ETL patterns
ETL patterns is another area of computing that lends itself very well to serverless platforms. At a high level, ETL jobs comprise the following three steps:
- Extracting data from one data source
- Transforming that data appropriately
- Loading the processed data into another data source
Often used in analytics and/or data warehousing, ETL jobs are hard to escape. Since this problem is again ephemeral and because users would probably like their ETL jobs to execute as quickly as possible, serverless systems are a great platform in this problem space. While serverless computation is typically short-lived, we will see how ETL processes can be designed to be long-running in order to work through large amounts of data.
In the fan-out pattern, discussed in Chapter 5, Scaling Out with the Fan-Out Pattern, a single unit of work will be broken up into multiple smaller units of work and processed in parallel. This pattern may be used as a standalone system or as a subcomponent in a more extensive system.
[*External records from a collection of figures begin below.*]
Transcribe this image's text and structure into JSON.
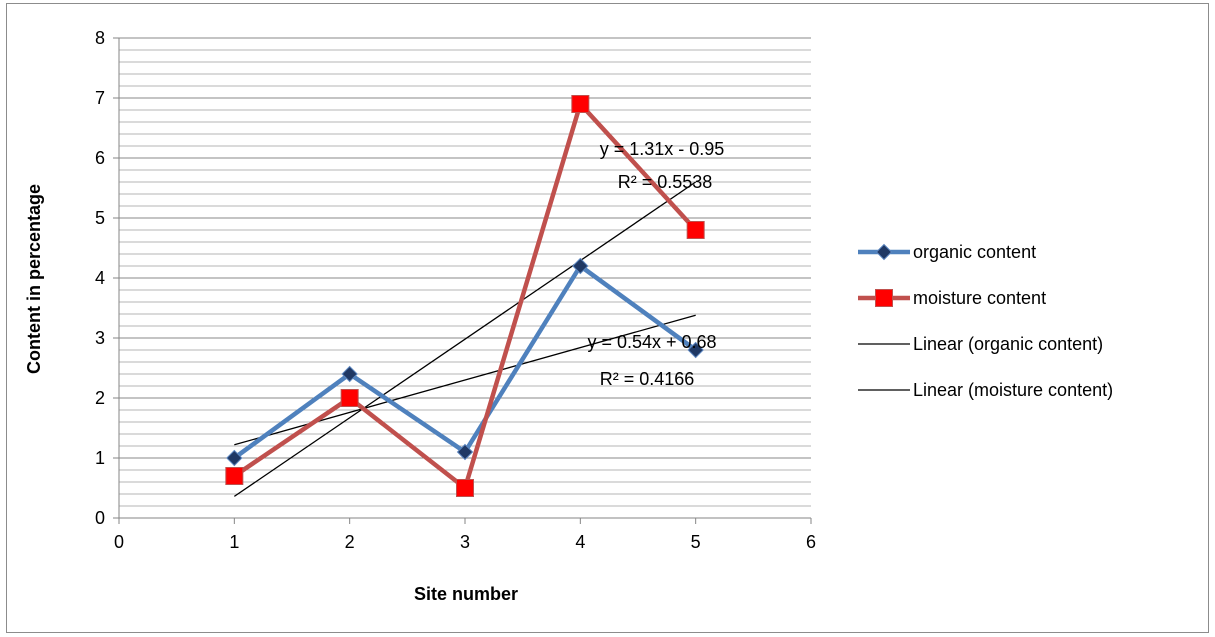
{
  "chart_data": {
    "type": "scatter",
    "title": "",
    "xlabel": "Site number",
    "ylabel": "Content in percentage",
    "xlim": [
      0,
      6
    ],
    "ylim": [
      0,
      8
    ],
    "x_ticks": [
      "0",
      "1",
      "2",
      "3",
      "4",
      "5",
      "6"
    ],
    "y_ticks": [
      "0",
      "1",
      "2",
      "3",
      "4",
      "5",
      "6",
      "7",
      "8"
    ],
    "grid": true,
    "legend_position": "right",
    "series": [
      {
        "name": "organic content",
        "x": [
          1,
          2,
          3,
          4,
          5
        ],
        "y": [
          1.0,
          2.4,
          1.1,
          4.2,
          2.8
        ],
        "color": "#4f81bd",
        "marker": "diamond",
        "marker_color": "#1f3864"
      },
      {
        "name": "moisture content",
        "x": [
          1,
          2,
          3,
          4,
          5
        ],
        "y": [
          0.7,
          2.0,
          0.5,
          6.9,
          4.8
        ],
        "color": "#c0504d",
        "marker": "square",
        "marker_color": "#ff0000"
      }
    ],
    "trendlines": [
      {
        "name": "Linear (organic content)",
        "slope": 0.54,
        "intercept": 0.68,
        "x_range": [
          1,
          5
        ],
        "equation": "y = 0.54x + 0.68",
        "r_squared": "R² = 0.4166",
        "color": "#000000"
      },
      {
        "name": "Linear (moisture content)",
        "slope": 1.31,
        "intercept": -0.95,
        "x_range": [
          1,
          5
        ],
        "equation": "y = 1.31x - 0.95",
        "r_squared": "R² = 0.5538",
        "color": "#000000"
      }
    ]
  }
}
We'll build out an application using the fan-out pattern in isolation, but later discuss how it can work as a piece in a more extensive system.
Messaging patterns themselves can be an entire class of design pattern. In our context, we will show how to use this as a general pattern to process data asynchronously with a known or fixed amount of processing power. Chapter 6, Asynchronous Processing with the Messaging Pattern, will walk through a full example of this pattern and its variants in a serverless context.